A chilly breeze chased away the rain but the old plane trees dripped moisture, cold drops spilling onto her face and down her neck and leaving droplets on Luke’s hair and eyelashes. She wanted to reach out and connect with him but he didn’t want that touch. He stood remote and grim—within touching distance but miles apart, shivering in nothing but a T-shirt, the hairs on his arms bristling with the cold.
‘You didn’t tell me. Five years ago…you should have done more.’ Eyes as bleak and winter-cold as the day drilled into hers. ‘And now we’ve been together weeks, and still you kept it to yourself.’
‘I wanted to tell you, Luke. I was going to. I was waiting for—’
‘Don’t you know I’d have come back for you?’
The soul-destroyingly broken way he said that, almost as if he were laying his heart at her feet, ripped her to shreds. She shook her head. ‘Why would I think that? You accepted a job int
erstate. You didn’t include me in your plans.’
‘No?’ His lips flattened, his jaw clenched. ‘You were in such a hurry to pack up and move on that night, I barely had time to finish dressing, let alone ask you if you’d take a chance and come with me.’
While she stood reeling at his words, he twisted away with a sharp exhalation, slapped a hand on the trunk of the tree they stood beneath. ‘Where do we go from here?’
By the way he muttered it Melanie didn’t think he expected a reply, and he didn’t get one; she was fresh out of answers.
They drove back in silence but for the muted radio playing seventies hits and the click click of Luke’s fingers tapping an agitated staccato on the steering wheel.
She half expected him to drop her off and continue on his way, but he accompanied her inside. To collect his jacket, she realised.
They stood in the room like two strangers. Her lip trembled as she watched him but she bit down on the inside until she tasted blood. She’d lost him.

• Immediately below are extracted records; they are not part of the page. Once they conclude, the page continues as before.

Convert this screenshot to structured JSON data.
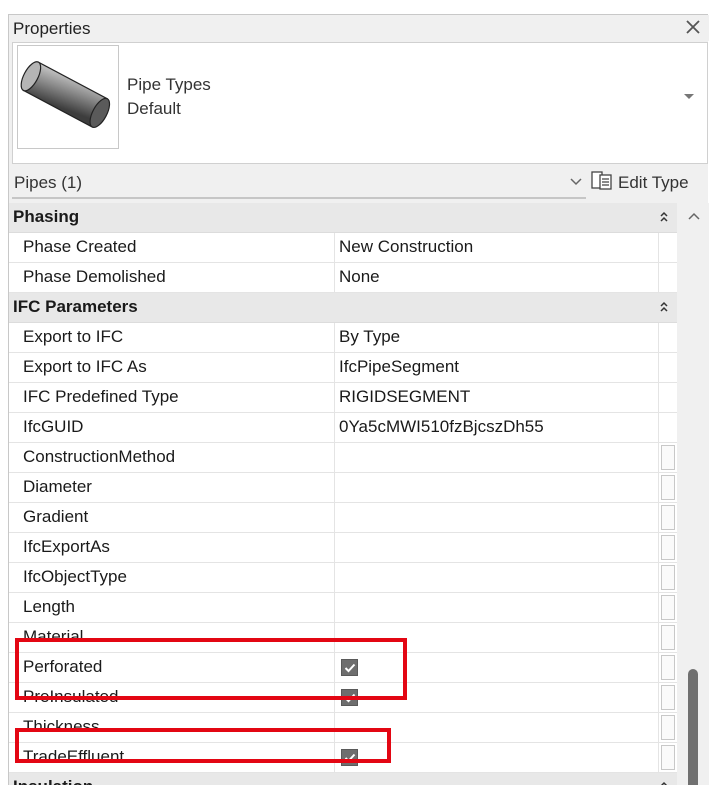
{
  "panel": {
    "title": "Properties"
  },
  "type_selector": {
    "family": "Pipe Types",
    "type": "Default",
    "thumbnail_icon": "pipe-cylinder-icon"
  },
  "filter": {
    "label": "Pipes (1)",
    "edit_type_label": "Edit Type"
  },
  "groups": {
    "phasing": {
      "name": "Phasing",
      "rows": [
        {
          "name": "Phase Created",
          "value": "New Construction"
        },
        {
          "name": "Phase Demolished",
          "value": "None"
        }
      ]
    },
    "ifc": {
      "name": "IFC Parameters",
      "rows": [
        {
          "name": "Export to IFC",
          "value": "By Type"
        },
        {
          "name": "Export to IFC As",
          "value": "IfcPipeSegment"
        },
        {
          "name": "IFC Predefined Type",
          "value": "RIGIDSEGMENT"
        },
        {
          "name": "IfcGUID",
          "value": "0Ya5cMWI510fzBjcszDh55"
        },
        {
          "name": "ConstructionMethod",
          "value": ""
        },
        {
          "name": "Diameter",
          "value": ""
        },
        {
          "name": "Gradient",
          "value": ""
        },
        {
          "name": "IfcExportAs",
          "value": ""
        },
        {
          "name": "IfcObjectType",
          "value": ""
        },
        {
          "name": "Length",
          "value": ""
        },
        {
          "name": "Material",
          "value": ""
        },
        {
          "name": "Perforated",
          "checked": true
        },
        {
          "name": "PreInsulated",
          "checked": true
        },
        {
          "name": "Thickness",
          "value": ""
        },
        {
          "name": "TradeEffluent",
          "checked": true
        }
      ]
    },
    "insulation": {
      "name": "Insulation"
    }
  },
  "colors": {
    "highlight": "#e30613",
    "group_bg": "#e8e8e8",
    "checkbox": "#6e6e6e"
  }
}
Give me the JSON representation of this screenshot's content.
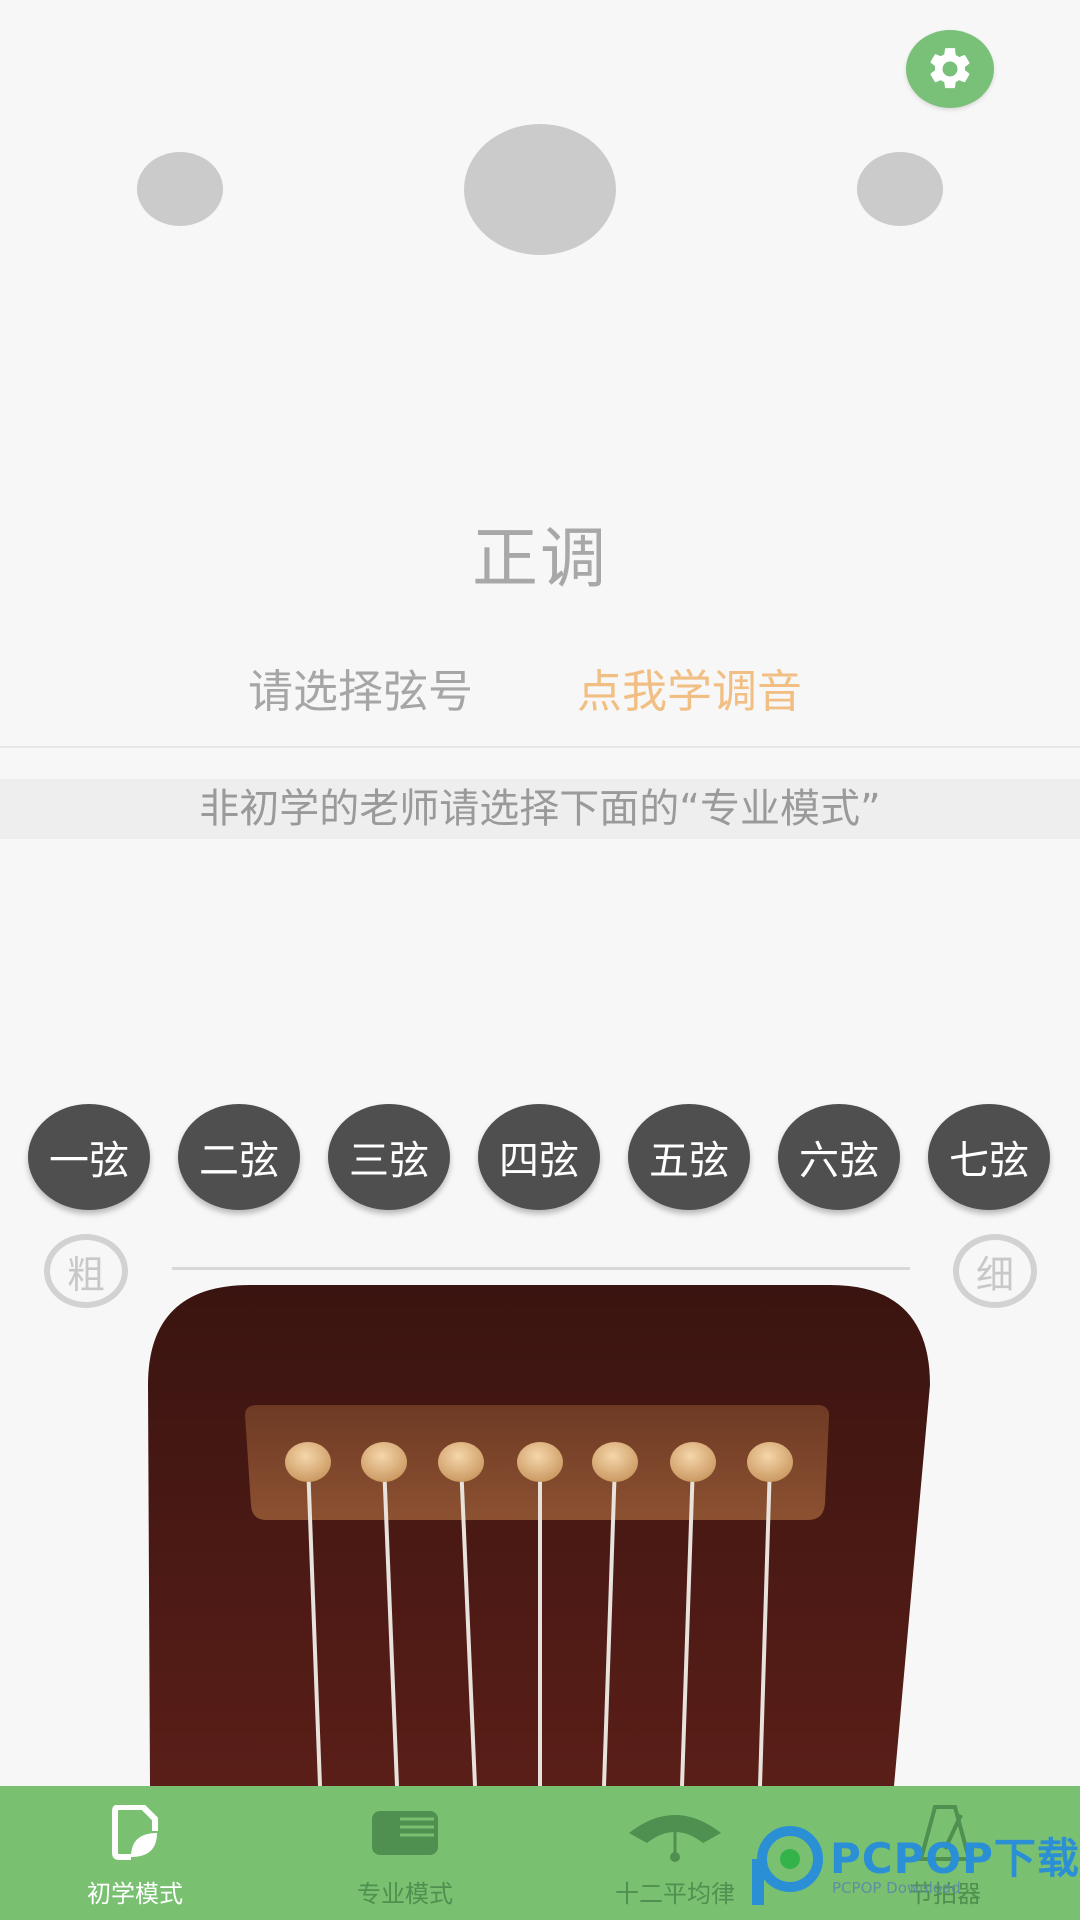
{
  "header": {
    "settings_icon": "gear-icon",
    "settings_color": "#79c179"
  },
  "tuning": {
    "title": "正调",
    "select_string": "请选择弦号",
    "learn_link": "点我学调音",
    "learn_color": "#f1bf83"
  },
  "hint": {
    "text": "非初学的老师请选择下面的“专业模式”"
  },
  "strings": [
    {
      "label": "一弦"
    },
    {
      "label": "二弦"
    },
    {
      "label": "三弦"
    },
    {
      "label": "四弦"
    },
    {
      "label": "五弦"
    },
    {
      "label": "六弦"
    },
    {
      "label": "七弦"
    }
  ],
  "thickness": {
    "thick": "粗",
    "thin": "细"
  },
  "nav": {
    "color": "#79c171",
    "items": [
      {
        "label": "初学模式",
        "icon": "beginner-mode-icon",
        "active": true
      },
      {
        "label": "专业模式",
        "icon": "pro-mode-icon",
        "active": false
      },
      {
        "label": "十二平均律",
        "icon": "equal-temperament-icon",
        "active": false
      },
      {
        "label": "节拍器",
        "icon": "metronome-icon",
        "active": false
      }
    ]
  },
  "watermark": {
    "text": "PCPOP下载",
    "sub": "PCPOP Download"
  }
}
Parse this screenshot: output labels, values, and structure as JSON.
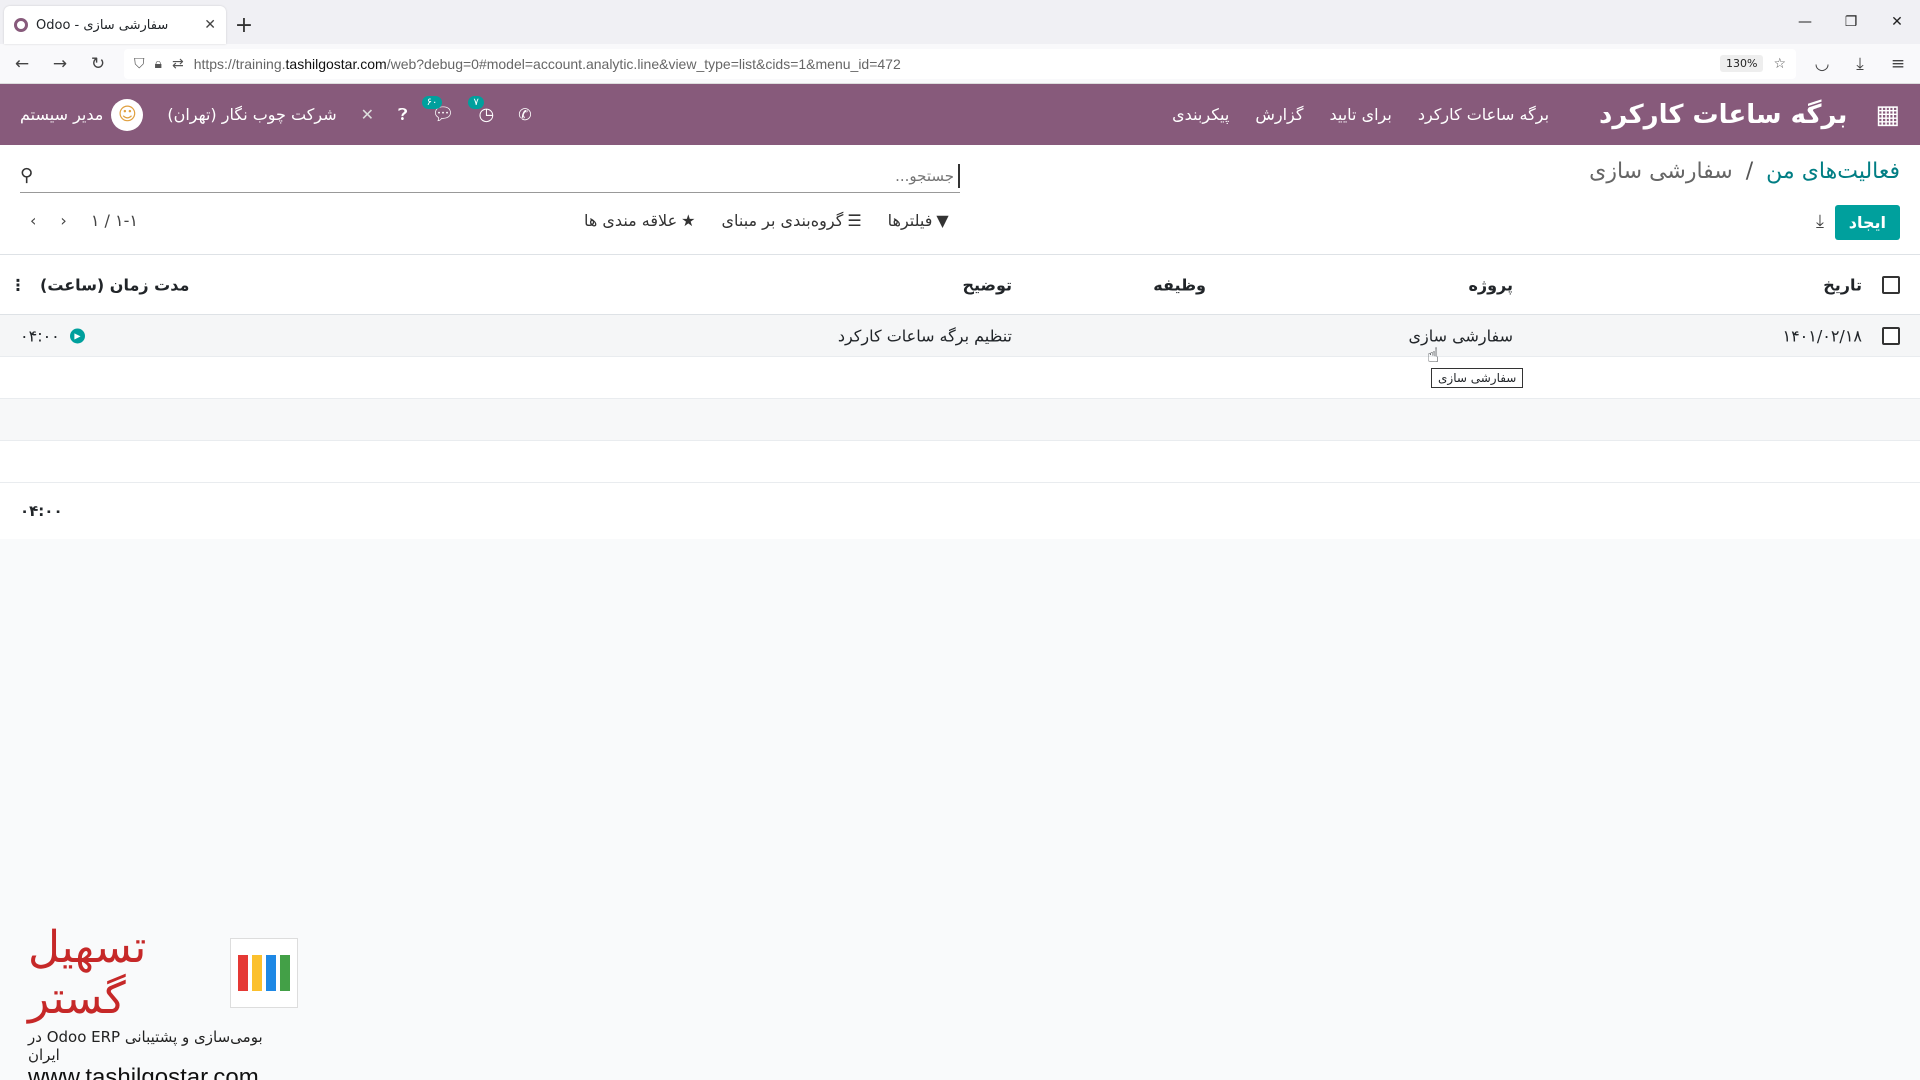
{
  "browser": {
    "tab_title": "Odoo - سفارشی سازی",
    "url_prefix": "https://training.",
    "url_domain": "tashilgostar.com",
    "url_suffix": "/web?debug=0#model=account.analytic.line&view_type=list&cids=1&menu_id=472",
    "zoom": "130%"
  },
  "nav": {
    "app_title": "برگه ساعات کارکرد",
    "menu": [
      "برگه ساعات کارکرد",
      "برای تایید",
      "گزارش",
      "پیکربندی"
    ],
    "user": "مدیر سیستم",
    "company": "شرکت چوب نگار (تهران)",
    "messages_count": "۶۰",
    "activities_count": "۷"
  },
  "control_panel": {
    "breadcrumb_parent": "فعالیت‌های من",
    "breadcrumb_current": "سفارشی سازی",
    "search_placeholder": "جستجو...",
    "create_label": "ایجاد",
    "filters_label": "فیلترها",
    "groupby_label": "گروه‌بندی بر مبنای",
    "favorites_label": "علاقه مندی ها",
    "pager": "۱-۱ / ۱"
  },
  "table": {
    "columns": {
      "date": "تاریخ",
      "project": "پروژه",
      "task": "وظیفه",
      "description": "توضیح",
      "duration": "مدت زمان (ساعت)"
    },
    "rows": [
      {
        "date": "۱۴۰۱/۰۲/۱۸",
        "project": "سفارشی سازی",
        "task": "",
        "description": "تنظیم برگه ساعات کارکرد",
        "duration": "۰۴:۰۰"
      }
    ],
    "total": "۰۴:۰۰",
    "tooltip": "سفارشی سازی"
  },
  "watermark": {
    "name": "تسهیل گستر",
    "tagline": "بومی‌سازی و پشتیبانی Odoo ERP در ایران",
    "url": "www.tashilgostar.com"
  }
}
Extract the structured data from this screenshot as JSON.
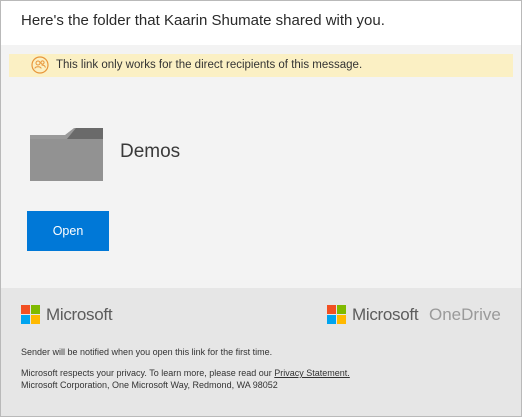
{
  "header": {
    "title": "Here's the folder that Kaarin Shumate shared with you."
  },
  "notice": {
    "icon": "shared-people-icon",
    "text": "This link only works for the direct recipients of this message."
  },
  "folder": {
    "icon": "folder-icon",
    "name": "Demos"
  },
  "open_button": {
    "label": "Open",
    "color": "#0078d7"
  },
  "footer": {
    "left_logo": "Microsoft",
    "right_logo_brand": "Microsoft",
    "right_logo_product": "OneDrive",
    "notify_text": "Sender will be notified when you open this link for the first time.",
    "privacy_prefix": "Microsoft respects your privacy. To learn more, please read our ",
    "privacy_link": "Privacy Statement.",
    "address": "Microsoft Corporation, One Microsoft Way, Redmond, WA 98052"
  }
}
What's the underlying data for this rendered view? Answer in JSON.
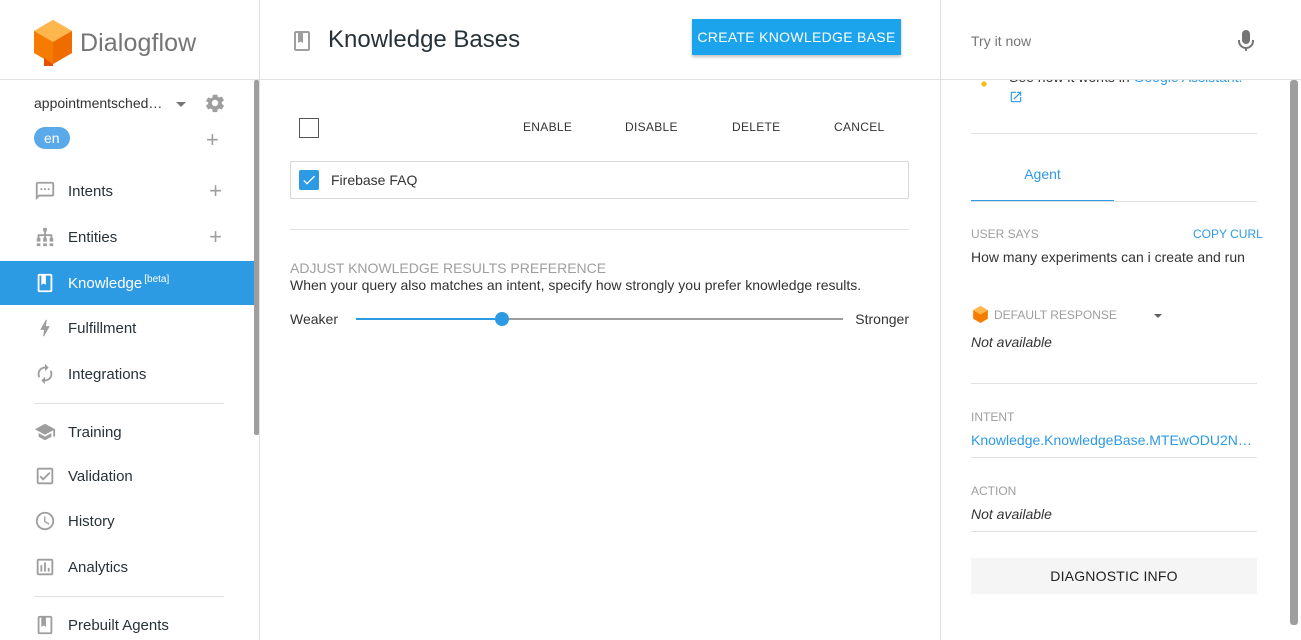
{
  "app": {
    "name": "Dialogflow"
  },
  "sidebar": {
    "agent_name": "appointmentsched…",
    "language": "en",
    "items": [
      {
        "label": "Intents",
        "icon": "chat-icon"
      },
      {
        "label": "Entities",
        "icon": "hierarchy-icon"
      },
      {
        "label": "Knowledge",
        "badge": "[beta]",
        "icon": "book-icon"
      },
      {
        "label": "Fulfillment",
        "icon": "bolt-icon"
      },
      {
        "label": "Integrations",
        "icon": "refresh-icon"
      },
      {
        "label": "Training",
        "icon": "graduation-cap-icon"
      },
      {
        "label": "Validation",
        "icon": "check-square-icon"
      },
      {
        "label": "History",
        "icon": "clock-icon"
      },
      {
        "label": "Analytics",
        "icon": "bar-chart-icon"
      },
      {
        "label": "Prebuilt Agents",
        "icon": "book-icon"
      }
    ],
    "active": "Knowledge"
  },
  "main": {
    "title": "Knowledge Bases",
    "create_label": "CREATE KNOWLEDGE BASE",
    "toolbar": {
      "enable": "ENABLE",
      "disable": "DISABLE",
      "delete": "DELETE",
      "cancel": "CANCEL"
    },
    "knowledge_bases": [
      {
        "name": "Firebase FAQ",
        "checked": true
      }
    ],
    "preference": {
      "title": "ADJUST KNOWLEDGE RESULTS PREFERENCE",
      "description": "When your query also matches an intent, specify how strongly you prefer knowledge results.",
      "weaker": "Weaker",
      "stronger": "Stronger",
      "value": 0.3
    }
  },
  "right": {
    "try_placeholder": "Try it now",
    "assistant_text": "See how it works in ",
    "assistant_link": "Google Assistant.",
    "tab": "Agent",
    "user_says_label": "USER SAYS",
    "copy_curl": "COPY CURL",
    "user_says": "How many experiments can i create and run",
    "default_response_label": "DEFAULT RESPONSE",
    "default_response": "Not available",
    "intent_label": "INTENT",
    "intent": "Knowledge.KnowledgeBase.MTEwODU2NzQ…",
    "action_label": "ACTION",
    "action": "Not available",
    "diagnostic": "DIAGNOSTIC INFO"
  },
  "colors": {
    "accent": "#2d9ae4",
    "button": "#1ba3ec",
    "logo": "#ff9800"
  }
}
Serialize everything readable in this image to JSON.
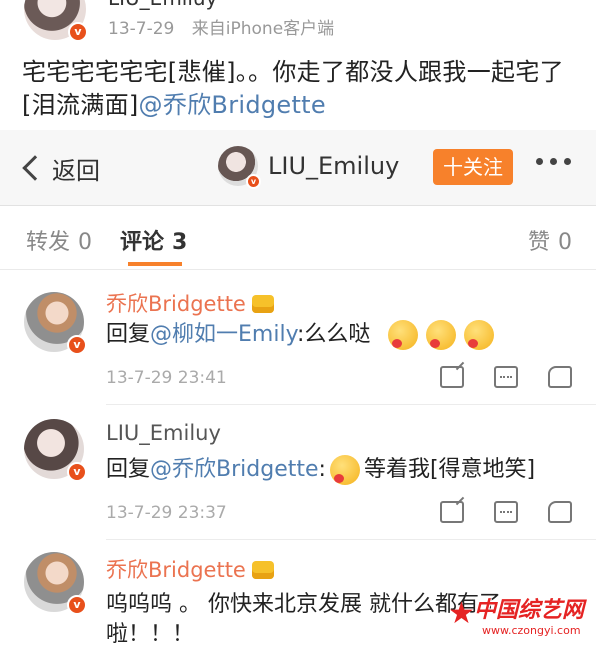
{
  "post": {
    "author_partial": "LIU_Emiluy",
    "date": "13-7-29",
    "source": "来自iPhone客户端",
    "text_before": "宅宅宅宅宅宅[悲催]。。你走了都没人跟我一起宅了[泪流满面]",
    "mention": "@乔欣Bridgette"
  },
  "navbar": {
    "back_label": "返回",
    "username": "LIU_Emiluy",
    "follow_label": "十关注"
  },
  "tabs": {
    "repost": {
      "label": "转发",
      "count": "0"
    },
    "comments": {
      "label": "评论",
      "count": "3"
    },
    "likes": {
      "label": "赞",
      "count": "0"
    }
  },
  "comments": [
    {
      "username": "乔欣Bridgette",
      "reply_prefix": "回复",
      "mention": "@柳如一Emily",
      "text": ":么么哒",
      "emoji_count": 3,
      "time": "13-7-29 23:41"
    },
    {
      "username": "LIU_Emiluy",
      "reply_prefix": "回复",
      "mention": "@乔欣Bridgette",
      "text_before": ":",
      "text_after": "等着我[得意地笑]",
      "time": "13-7-29 23:37"
    },
    {
      "username": "乔欣Bridgette",
      "line1": "呜呜呜 。 你快来北京发展 就什么都有了",
      "line2": "啦！！！"
    }
  ],
  "watermark": {
    "title": "中国综艺网",
    "url": "www.czongyi.com"
  },
  "colors": {
    "accent": "#f7812b",
    "mention": "#507daf",
    "vip_name": "#eb7350"
  }
}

Not that she’d ever had any claim to Luke Delaney, rich man’s son or self-made millionaire.
He didn’t even say goodbye. Just turned and walked out, closing the front door behind him. Closing the door on their relationship. Their no-strings, casual relationship.
Why should she have expected anything else?
* * *
Gripping Melanie’s letter, Luke let himself into the old house with his key and headed for the bright glass-walled gazebo, a recent addition at the far end of the house where his parents spent their leisure hours.
The room’s warmth from the pot-belly stove and the damp-earth smell from his mother’s indoor plants greeted him as he shoved open the door.
He found his father asleep on his recliner, Sunday’s newspaper on his chest, reading glasses halfway down his nose.
‘Dad, where’s Mum? I need to talk to both of you.’
His father opened his eyes. ‘Hello, son. Your mother’s gone to the city for some ladies’ luncheon. Won’t be back for hours.’ He frowned. ‘What’s up? You look fit to kill.’